Ich habe einige fotos von meinem bmw gemacht, und möchte nun das diese wirklich prof. aussehen. Fotos sind aber leider nur in einer normalen 5mpixel digicam gemacht. 
ist es möglich, dass diese fotos so ähnlich aussehen wie viele hier im showroom?
oder muss ich noch was besonders beim fotografieren beachten?

anbei mal 2 Bilder, damit ihr seht was meine cam hergibt...
auto1
auto2


bin über jede Hilfe dankbar 

Grüße
David


----------



## ojamaney (23. August 2007)

Was genau willst Du denn mit den Bildern anstellen? Ein paar Details wären hilfreich.
Wenn Deine Cam die Bilder im 32bit-Tiff-Format abspeichern kann, solltest Du für die Weiterbearbeitung dieses Format wählen.

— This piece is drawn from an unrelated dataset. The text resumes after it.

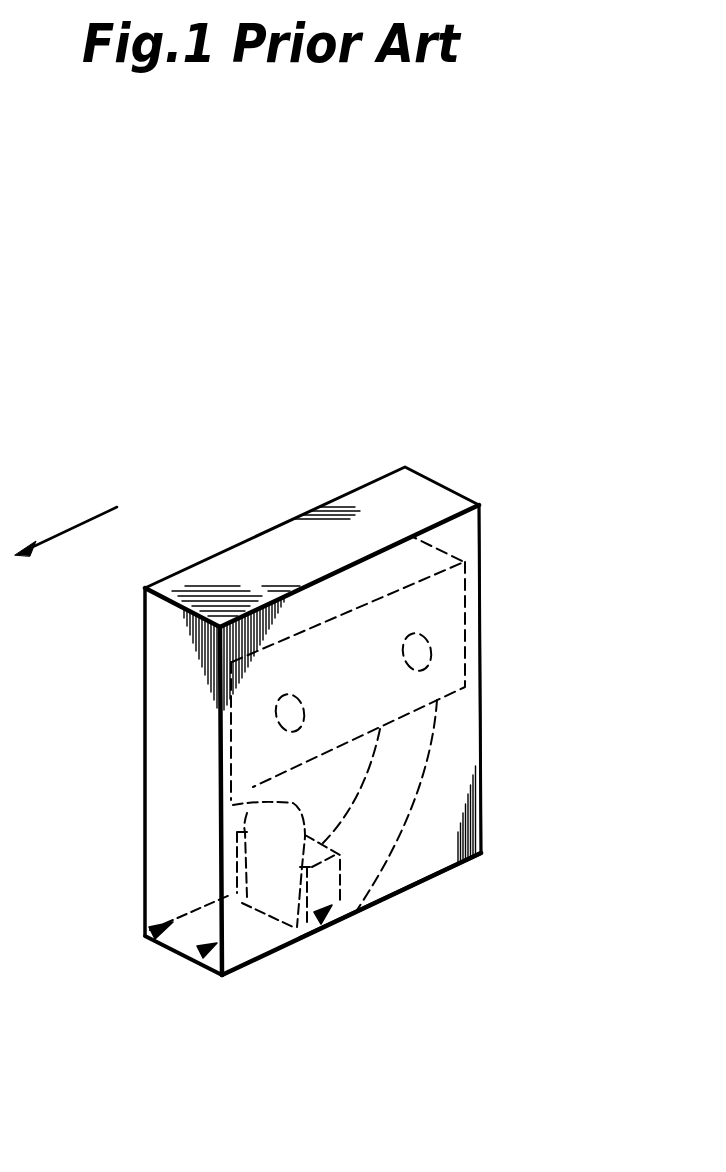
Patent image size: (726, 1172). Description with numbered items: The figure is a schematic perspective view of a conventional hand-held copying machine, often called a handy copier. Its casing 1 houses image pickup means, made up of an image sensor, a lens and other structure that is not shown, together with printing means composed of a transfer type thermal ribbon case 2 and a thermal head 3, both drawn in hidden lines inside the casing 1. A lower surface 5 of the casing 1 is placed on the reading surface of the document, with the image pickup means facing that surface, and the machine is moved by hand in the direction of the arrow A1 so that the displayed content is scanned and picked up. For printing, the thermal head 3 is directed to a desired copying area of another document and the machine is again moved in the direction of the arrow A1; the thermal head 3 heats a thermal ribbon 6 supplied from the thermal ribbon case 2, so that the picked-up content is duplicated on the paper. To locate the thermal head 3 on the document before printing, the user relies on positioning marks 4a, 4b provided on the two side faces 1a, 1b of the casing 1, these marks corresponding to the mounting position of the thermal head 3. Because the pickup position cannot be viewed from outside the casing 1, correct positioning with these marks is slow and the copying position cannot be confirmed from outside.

Dann kann man zB mit Photoshop die Beleuchtung nachträglich verändern.


----------



## Cherrywine (23. August 2007)

Hallo,

mit der von dir beschriebenen Kamera lassen sich gute Aufnahmen machen, da sei unbesorgt. 

Bei den beiden Fotos fällt mir auf, dass sie am unteren Rand ziemlich abgeschnitten wirken. Da würde ich schon beim Aufnehmen des Motivs darauf achten, dem Objekt mehr Raum zu geben - idealerweise nimmst du die Bilder vor einem Hintergrund auf, den du auch beibehalten möchtest.

Da die Umgebung auf deinen Bildern hingegen eher störend wirkt, solltest du die Autos erst einmal freistellen (ausschneiden) und dann einen passenden Hintergrund anlegen, der die Wirkung unterstreicht, die du ausdrücken willst (zum Beispiel schwarz für Eleganz, usw.).

Und was du dann als nächste Schritte bearbeitest, hängt davon ab, welche Effekte du erzielen möchtest-


LG
Cherrywine


----------